Oct. 18 is a significant day in Russian/U.S. relations. On that day in 1867 the Russian flag was lowered and the stars and strips were raised in Sitka, Alaska. It marked the transfer of ownership of what was to become number 49 of the United States.
One hundred and thirty seven years later, Oct.18, 2004, four Russian doctors and their Russian facilitator began a week-long visit in Alexandria under the sponsorship of the Alexandria Rotary Club as a part of Rotary International's Open World Program. They were here to compare their health system with ours, both from a public and private perspective.
"We liked the fact that there were no closed topics. We could ask questions on any topic and we would get answers. We have even been able to ask questions on sensitive political topics," Andrey Semenov, M.D., a district specialist in Dermatology and Sexual Transmitted Diseases, Konakova District Central Hospital, said.
"But, basically we have concentrated on issues relative to our specialties," Tatyana Ryzhenkova, M.D., oncologist and Chief of Outpatient Services, Magadan Region Cancer Treatment Center, said.
She came from the far eastern region of Russia, only two hours from Alaska.
"In some cases I send patients to Alaska for treatment rather than Moscow. I am more than eight hours flight time from Moscow," she said.
The two other physicians in the group were Nikolay Luginov, M.D., physician/ultrasound specialist, Hospital #1, National Medical Center at the Sakha Ministry of Public Health and Nikolay Tikhomirov, M.D., senior doctor, Municipal Medical Emergency Services and a cardiologist. They were accompanied by their Russian facilitator Pavel Pavlov, a biomechanics teacher and senior researcher at Kursk State University.

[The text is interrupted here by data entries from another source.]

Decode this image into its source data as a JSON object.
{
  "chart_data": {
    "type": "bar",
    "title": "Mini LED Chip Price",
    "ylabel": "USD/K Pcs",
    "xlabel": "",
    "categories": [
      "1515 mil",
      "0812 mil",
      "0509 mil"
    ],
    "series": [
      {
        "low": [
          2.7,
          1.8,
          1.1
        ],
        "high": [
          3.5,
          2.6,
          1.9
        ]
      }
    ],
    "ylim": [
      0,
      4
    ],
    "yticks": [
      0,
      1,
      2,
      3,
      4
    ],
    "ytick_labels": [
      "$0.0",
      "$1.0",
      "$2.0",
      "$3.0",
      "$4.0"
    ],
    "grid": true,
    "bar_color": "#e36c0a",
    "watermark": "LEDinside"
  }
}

DURING THEIR STAY in Alexandria they spent time at both the Alexandria Department of Health and Inova Alexandria Hospital. "It worked out very well. We had them for a full day and we concentrated on our activities in public health," Dr. Charles Konigsberg, Jr, director, Alexandria Health Department, said.
"We really highlighted our activities in emergency preparedness and disease control. Plus we gave them a thorough tour of our new facilities and they were able to visit the Casey Clinic," Konigsberg said.
"It was interesting to note that they [Russia] rely more on primary care physicians than on specialists as we do," he said. "Their constitution also states that every Russian citizen has the right to health care."
When it came to their IAH visit, the physicians had an opportunity to view all physical aspects of the hospital and were able to meet with an array of staff to get first-hand information on topics of interest to them, Kenneth Kozloff, IAH administrator and IHS vice president, said.
"They had a very fulfilling experience here at the hospital. They saw so many things that they were not used to at a community hospital back in Russia," Kozloff said. Overall, they spent two days of their visit at the hospital.
"We were particularly impressed by the ‘sleep disorder treatment’ program. We have nothing like this back home," Luginov said. To which Kozloff added jokingly, "That's because it's more peaceful there." Luginov said he comes from one of the coldest places on earth. At one time it dropped to minus 72 celsius.
SEMENOV VIEWED the Public Health Departments as "the engine that pushes from behind to create all health care systems. It's a very important and much needed department."
In comparing the two health care approaches, ours and theirs, they agreed, "Both have pluses and minuses. Health care in Russia is accessible to every Russian. Every Russian has more primary care options than Americans."
When it comes to public health care system services, they said, "The Russian public health system has more influence over health policies and procedures than here." But, they also agreed the U.S. system is more advanced in high technology. "The U.S. system is more like a layer cake with greater achievements in high technology," they said.
The one thing they don't have in Russia, the group noted, was a shortage of physicians in the rural areas of their country. They attributed this to the relative equalization of physician income whether practicing in an urban or rural area.
Average starting salary for new doctors is approximately $100 per month regardless of location, according to their estimates. An experienced doctor, on average, can commanded approximately $300 per month.
There are two types of medical licenses, private and state. Most doctors hold both, according to the group.
In addition to their hospital and Health Department visits, they enjoyed a variety of tourist-type entertainment such as a visit to the Mount Vernon Estate and a trip to the Kennedy Center theater, according George Pera, spokesperson, Alexandria Rotary. They also participated in the local Rotary Club meeting last Tuesday. Two in the visiting group are Rotarians as are Kozloff and Konigsberg.